Moving wood from damaged buildings, pallets, landscape timbers, utility poles and other paper or wood products out of the infested area into uninfested areas can spread the termites. Back in October, the Louisiana Department of Agriculture and Forestry imposed a quarantine on 12 Louisiana parishes. Wooden architectural components in that area can't be sold or used until they are fumigated or heat-treated to kill the termites.

The termite is found in other Gulf Coast states and they are not part of the quarantine.

Landscape materials that have been shredded probably don't have any termites at that time. It is possible that they could get termites by sitting around waiting to be sold, however. Logs, firewood piles and damaged building materials can become termite-infested if left on the ground. The quarantine does not cover these materials.

Louisiana is a large exporter of shredded cypress mulch. The mulch is long-lasting and inexpensive, as it is a waste product from the making of cypress wood items. Cypress trees are naturally rot-resistant and the wood is used for shingles and outdoor furniture. The mulch is often sold in bags in gas stations and other discount store locations.

There are a lot of people against using cypress mulch, shingles and other cypress products because old-growth cypress areas are being logged. The trees take at least 100 years to get to the proper size for cutting. Many areas in Louisiana logged a century ago have finally begun getting back to the proper size.

Ivory-billed woodpeckers need huge areas of the large trees for their habitat, so some people don't want the cypress trees to be cut down again in hopes the birds might come back.

Besides removing the trees, roads or canals need to be installed in the swamps to harvest the trees. This damages the swamps, and damaged swamps are part of the reason there was so much flooding in the Gulf Coast region during the recent storms.

It is a complex situation, since even though many trees came back once, there are a lot more roads, pipelines, cities and people, plus there are a lot less wetlands as they have been drained or not replenished because of river channelization.

In many areas, the trees did not come back and the low-quality grass and scrub areas did not protect the coastline from waves. There is concern the trees won't come back over the next hundred years in the areas they came back the first time.

To answer part of your question, cypress mulch won't likely be infested by the termites, but there are other reasons you may not want to use it.

It is a good idea to use mulch in most landscapes. Composted mulch has been naturally heated to kill many pest organisms, but raw bark mulch could harbor some pests, although it is unlikely.

Another area of the country that has a quarantine for wood products is Michigan, to stop the spread of the emerald ash borer, an exotic beetle that was discovered in the Detroit area. It was probably brought in on wooden packing material from Asia, where it is native. Large areas of Michigan, Ohio and Indiana have been quarantined.

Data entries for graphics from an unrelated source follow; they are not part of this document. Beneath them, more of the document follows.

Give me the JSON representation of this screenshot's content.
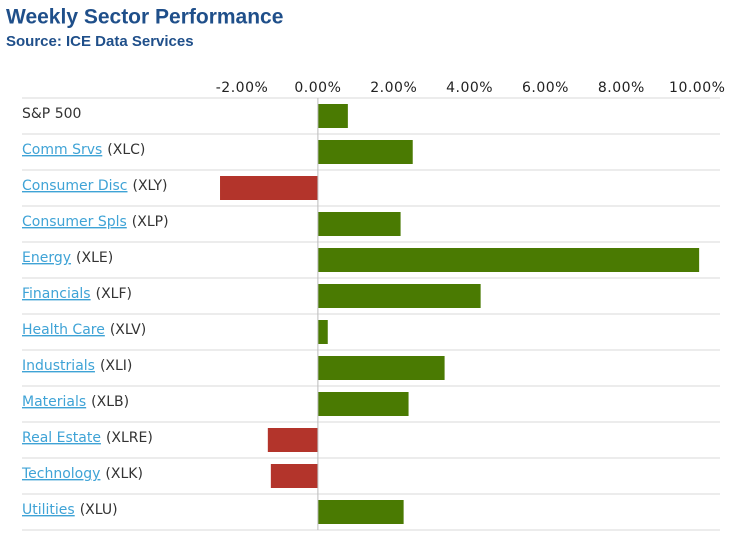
{
  "chart_data": {
    "type": "hbar",
    "title": "Weekly Sector Performance",
    "subtitle": "Source: ICE Data Services",
    "categories": [
      "S&P 500",
      "Comm Srvs",
      "Consumer Disc",
      "Consumer Spls",
      "Energy",
      "Financials",
      "Health Care",
      "Industrials",
      "Materials",
      "Real Estate",
      "Technology",
      "Utilities"
    ],
    "tickers": [
      null,
      "(XLC)",
      "(XLY)",
      "(XLP)",
      "(XLE)",
      "(XLF)",
      "(XLV)",
      "(XLI)",
      "(XLB)",
      "(XLRE)",
      "(XLK)",
      "(XLU)"
    ],
    "values": [
      0.79,
      2.5,
      -2.58,
      2.18,
      10.05,
      4.29,
      0.26,
      3.34,
      2.39,
      -1.32,
      -1.24,
      2.26
    ],
    "positive_color": "#4a7a02",
    "negative_color": "#b3342b",
    "xlim": [
      -7.8,
      10.6
    ],
    "xticks": [
      {
        "value": -2,
        "label": "-2.00%"
      },
      {
        "value": 0,
        "label": "0.00%"
      },
      {
        "value": 2,
        "label": "2.00%"
      },
      {
        "value": 4,
        "label": "4.00%"
      },
      {
        "value": 6,
        "label": "6.00%"
      },
      {
        "value": 8,
        "label": "8.00%"
      },
      {
        "value": 10,
        "label": "10.00%"
      }
    ]
  }
}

The larvae feed on the inner bark of ash trees. To prevent the spread of the beetle, more than 10 million ash trees have been cut down so far. People have been arrested and fined for moving wood out of the quarantine areas. There are billboards in Michigan that tell people to bring their own marshmallows, but to leave the firewood at home.

It may be best to buy your mulch from local sources. Any potential pests in the mulch would already be in existence in your local region. Instead of bark mulch, you can use composted organic matter and you will get many of the same benefits.